Etant donné le sujet de cette discussion, je pense que vous me comprendrez parfaitement si je réponds en français.



> On ne peut construire un verbe intransitif ou un verbe pronominal à une forme surcomposée :_ il a eu été_ _venu_ ou _il *s*'*est eu* trompé_ sont des solécismes. Ces verbes ont le verbe _être_ comme auxiliaire et les formes surcomposées concernent l'auxiliaire _avoir_



Je suis d'accord avec cette citation pour ce qui est des verbes pronominaux.
Par contre, je ne vois pas ce qui empêche un verbe intransitif de se conjuguer à un temps surcomposé... ni d'ailleurs de se conjuguer avec l'auxiliaire avoir...(je suppose qu'il y a une erreur de transcription de cette phrase).
Voici un exemple :
_ Quand il a eu fini de manger, mon frère est sorti.

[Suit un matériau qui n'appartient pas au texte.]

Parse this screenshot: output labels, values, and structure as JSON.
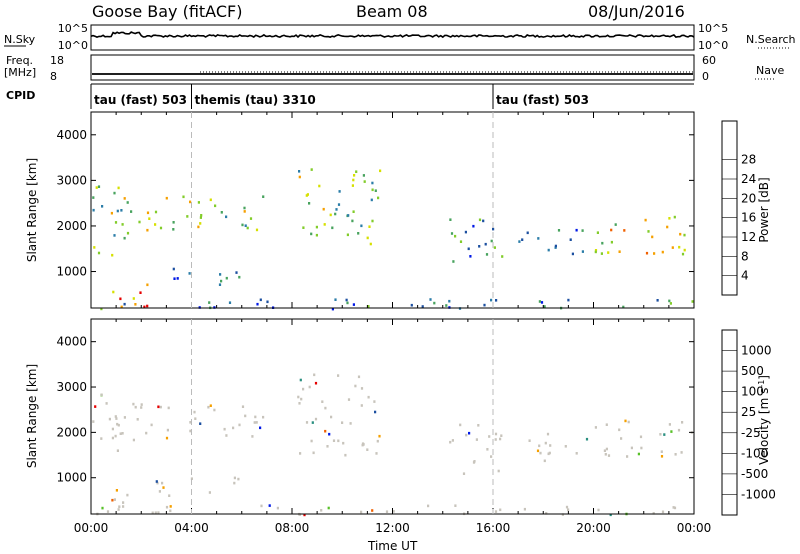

_Comme vous voyez, il s'agit d'une phrase très simple et d'un temps qu'on emploie couramment. Ce n'est cependant pas très élégant, et on l'évite le plus souvent dans un texte écrit et soigné.

Les autres verbes qui se conjuguent normalement avec l'auxiliaire être, les verbes dits "d'état" ne se mettent pas habituellement à des temps surcomposés.  Les formes obtenues sont très lourdes et maladroites mais on les entend quelquefois dans la bouche des enfants :
_Quand tu as été parti, on a joué à cache-cache.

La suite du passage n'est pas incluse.